Venezuela’s benchmark 2027 bonds fell 1.06 cents today to 79.8 cents on the dollar as of 1:11 p.m. in Caracas.
Steffen Reichold, an emerging-market economist at Stone Harbor Investment Partners LP, which manages around $63 billion of assets, said that while the sale of Citgo would reduce the number of assets bondholders could seize in a default, the move would bolster Venezuela’s finances.
“The potential sale could improve the liquidity position quite a bit,” he said by telephone from New York.
Reichold said Stone Harbor holds Venezuela’s bonds.
Selling Citgo would also prevent companies that have sued Venezuela over contract disputes and expropriations from seizing its U.S. assets as compensation, Risa Grais-Targow, an analyst at Eurasia Group, said in a note to clients Aug. 1.
About 28 cases are filed and unresolved at the International Centre for Settlement of Investment Disputes by mining and oil companies that operated in Venezuela. They include those filed by Exxon Mobil Corp., ConocoPhillips, Gold Reserve Inc., Phillips 66 and Highbury International AVV.
The first three cases alone represent potential damages of about $12 billion, according to Bank of Nova Scotia.
Venezuela may also struggle to find a buyer because the country is overvaluing Citgo, according to Gurpal Dosanjh and Vincent G. Piazza, analysts at Bloomberg Intelligence.

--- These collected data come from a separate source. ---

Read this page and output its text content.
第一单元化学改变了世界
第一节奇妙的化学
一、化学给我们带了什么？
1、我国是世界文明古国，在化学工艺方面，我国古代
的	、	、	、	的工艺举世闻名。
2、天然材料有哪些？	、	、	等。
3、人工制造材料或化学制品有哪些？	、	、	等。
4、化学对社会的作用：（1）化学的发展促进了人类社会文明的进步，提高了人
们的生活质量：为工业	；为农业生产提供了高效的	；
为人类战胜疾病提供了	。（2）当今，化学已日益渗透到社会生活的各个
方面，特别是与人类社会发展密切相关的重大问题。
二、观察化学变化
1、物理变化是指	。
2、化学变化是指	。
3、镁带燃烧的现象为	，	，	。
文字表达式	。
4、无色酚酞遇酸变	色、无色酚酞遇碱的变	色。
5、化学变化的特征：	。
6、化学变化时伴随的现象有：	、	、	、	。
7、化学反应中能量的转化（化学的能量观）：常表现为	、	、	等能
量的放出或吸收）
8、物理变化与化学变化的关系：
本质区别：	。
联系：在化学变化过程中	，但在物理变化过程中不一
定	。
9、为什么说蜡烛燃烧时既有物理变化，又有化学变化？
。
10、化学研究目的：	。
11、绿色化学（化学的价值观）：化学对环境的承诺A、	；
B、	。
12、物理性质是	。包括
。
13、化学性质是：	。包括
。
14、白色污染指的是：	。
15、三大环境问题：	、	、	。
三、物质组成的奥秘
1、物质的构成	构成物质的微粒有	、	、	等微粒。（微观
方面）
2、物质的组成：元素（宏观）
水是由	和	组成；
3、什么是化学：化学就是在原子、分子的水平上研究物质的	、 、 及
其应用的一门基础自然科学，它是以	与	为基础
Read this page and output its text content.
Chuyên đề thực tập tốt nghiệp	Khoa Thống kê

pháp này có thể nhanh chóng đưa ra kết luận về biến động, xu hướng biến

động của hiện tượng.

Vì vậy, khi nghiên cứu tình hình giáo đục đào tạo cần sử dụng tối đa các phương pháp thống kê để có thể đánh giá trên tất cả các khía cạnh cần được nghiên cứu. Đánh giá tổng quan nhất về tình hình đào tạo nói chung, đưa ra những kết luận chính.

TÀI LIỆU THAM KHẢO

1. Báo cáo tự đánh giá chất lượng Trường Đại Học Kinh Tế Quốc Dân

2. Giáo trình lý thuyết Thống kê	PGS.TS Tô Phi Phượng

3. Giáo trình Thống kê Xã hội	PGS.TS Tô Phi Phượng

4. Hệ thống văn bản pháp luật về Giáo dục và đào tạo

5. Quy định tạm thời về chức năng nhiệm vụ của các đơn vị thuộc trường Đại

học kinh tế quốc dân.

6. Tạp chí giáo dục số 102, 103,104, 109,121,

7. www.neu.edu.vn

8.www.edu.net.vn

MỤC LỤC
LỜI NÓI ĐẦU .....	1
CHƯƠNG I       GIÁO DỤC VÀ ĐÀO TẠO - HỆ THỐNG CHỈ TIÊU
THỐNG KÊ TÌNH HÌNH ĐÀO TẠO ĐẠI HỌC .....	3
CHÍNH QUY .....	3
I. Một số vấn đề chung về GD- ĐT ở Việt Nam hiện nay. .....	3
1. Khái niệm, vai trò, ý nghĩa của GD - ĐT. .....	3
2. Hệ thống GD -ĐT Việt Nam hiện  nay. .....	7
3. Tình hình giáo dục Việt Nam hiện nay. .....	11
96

“The value may be too high for refiners, who may prefer to cherry-pick assets to complement operations,” they said in an Aug. 14 report. “A quarter of the value of Citgo may be in the refineries and inventories, with the remainder in infrastructure that includes 38 refined product terminals.”
In 2005, Chavez, who dubbed his socialist movement the Bolivarian Revolution, created the Citgo-Venezuela Heating Oil Program to help poor and vulnerable communities in the U.S. cover rising fuel costs, saying he wanted to share Venezuela’s wealth of natural resources.
The country has the world’s largest oil reserves.
Citgo and Citizens Energy Corp., a non-profit created in 1979 by former U.S. Rep. Joseph P. Kennedy II to provide fuel assistance, have donated more than 235 million gallons of heating oil since the start of the program in 2005, benefiting more than 1.8 million people, according to Citgo’s website.
“Citgo was the crown jewel of PDVSA assets outside Venezuela,” Jorge Piedrahita, chief executive officer of New York-based Torino Capital LLC, said in an e-mailed response to questions. “Like any other populist government, the Bolivarian revolution will go broke so that a default and a restructuring are a very likely scenario over the next few years.”